Seit vielen Jahren testen wir mittlerweile Hardware für euch, auch wenn es in letzter Zeit etwas weniger geworden ist. Das hat auch gute Gründe, denn Hardware-Tests sind unglaublich anstrengend und erfordern tagelange Konzentration des Redakteurs, der immer und immer wieder dieselben Handgriffe macht, um die Benchmark-Werte zu ermitteln, in Excel-Tabellen aufzunehmen, zu analysieren, bei Bedarf erneut zu testen und in abschließend in eine Benchmark-Engine zur Veröffentlichung einzutragen. Dieser Prozess muss bei einem Test hunderte Male wiederholt werden, bis sich das Puzzle in kleinen Stück zu einem Gesamtbild zusammensetzt. Alles in allem ein zermürbender, zeitfressender und undankbarer Prozess, der sich über eine Woche oder länger ziehen kann - speziell wenn die Testdatenbank neu aufgebaut werden muss, weil die Daten zu alt sind oder ein neues Betriebssystem ins Spiel kommt.

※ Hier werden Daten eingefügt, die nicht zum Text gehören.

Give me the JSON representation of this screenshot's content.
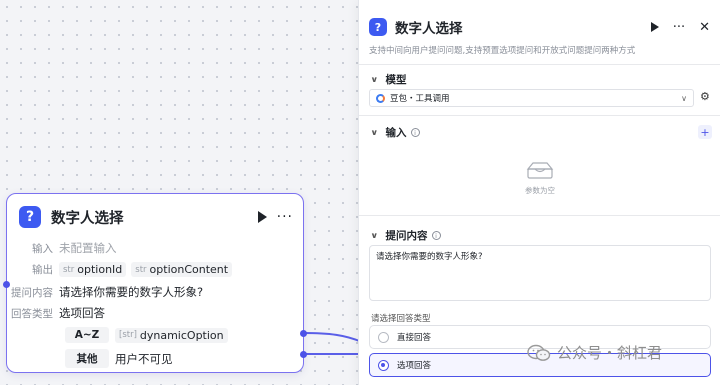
{
  "node": {
    "title": "数字人选择",
    "input_label": "输入",
    "input_value": "未配置输入",
    "output_label": "输出",
    "outputs": [
      {
        "type": "str",
        "name": "optionId"
      },
      {
        "type": "str",
        "name": "optionContent"
      }
    ],
    "question_label": "提问内容",
    "question_value": "请选择你需要的数字人形象?",
    "answer_type_label": "回答类型",
    "answer_type_value": "选项回答",
    "options": [
      {
        "tag": "A~Z",
        "type": "[str]",
        "value": "dynamicOption"
      },
      {
        "tag": "其他",
        "value": "用户不可见"
      }
    ]
  },
  "panel": {
    "title": "数字人选择",
    "description": "支持中间向用户提问问题,支持预置选项提问和开放式问题提问两种方式",
    "model_section": "模型",
    "model_value": "豆包・工具调用",
    "input_section": "输入",
    "empty_text": "参数为空",
    "question_section": "提问内容",
    "question_text": "请选择你需要的数字人形象?",
    "answer_type_label": "请选择回答类型",
    "answer_options": [
      {
        "label": "直接回答",
        "selected": false
      },
      {
        "label": "选项回答",
        "selected": true
      }
    ],
    "close_symbol": "✕",
    "more_symbol": "···"
  },
  "watermark": {
    "text": "公众号・斜杠君"
  },
  "colors": {
    "accent": "#4d53e8",
    "node_border": "#7b72f0",
    "question_icon": "#3d5af1"
  }
}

Genau in dieser Situation waren wir auch mit Ryzen wieder: Unsere letzten CPU-Benchmarks sind eine halbe Ewigkeit her und basieren auf Windows 7, das von neuen Prozessorarchitekturen wie Kaby Lake nicht mehr offiziell unterstützt wird und insgesamt nicht mehr repräsentativ für derartige Test ist. Das hieß für uns wohl oder übel, dass wir den ganzen Benchmark-Parcours neu aufstellen und alle CPUs aus unserem Testkabinett erneut durchtesten müssen. Und selbst wenn wir uns dafür zwei oder mehr Wochen Zeit nehmen - soviel Zeit ist so gut wie nie vorhanden, auch wenn man die CPU pünktlich vor dem Launch bekommt -, an die Qualität und Menge an Daten die ein ComputerBase rechtzeitig veröffentlicht, kommen wir trotzdem nicht heran. Deshalb haben wir uns dafür entschieden, dieses Mal in den sauersten aller Äpfel zu beißen und deutlich mehr Zeit und Anstrengungen aufzuwenden, um Hardware-Reviews ein für alle Mal auf eine langfristig sinnvolle und in der Durchführung effiziente Lösung umzustellen. Diese Lösung heißt ab sofort: Rebench.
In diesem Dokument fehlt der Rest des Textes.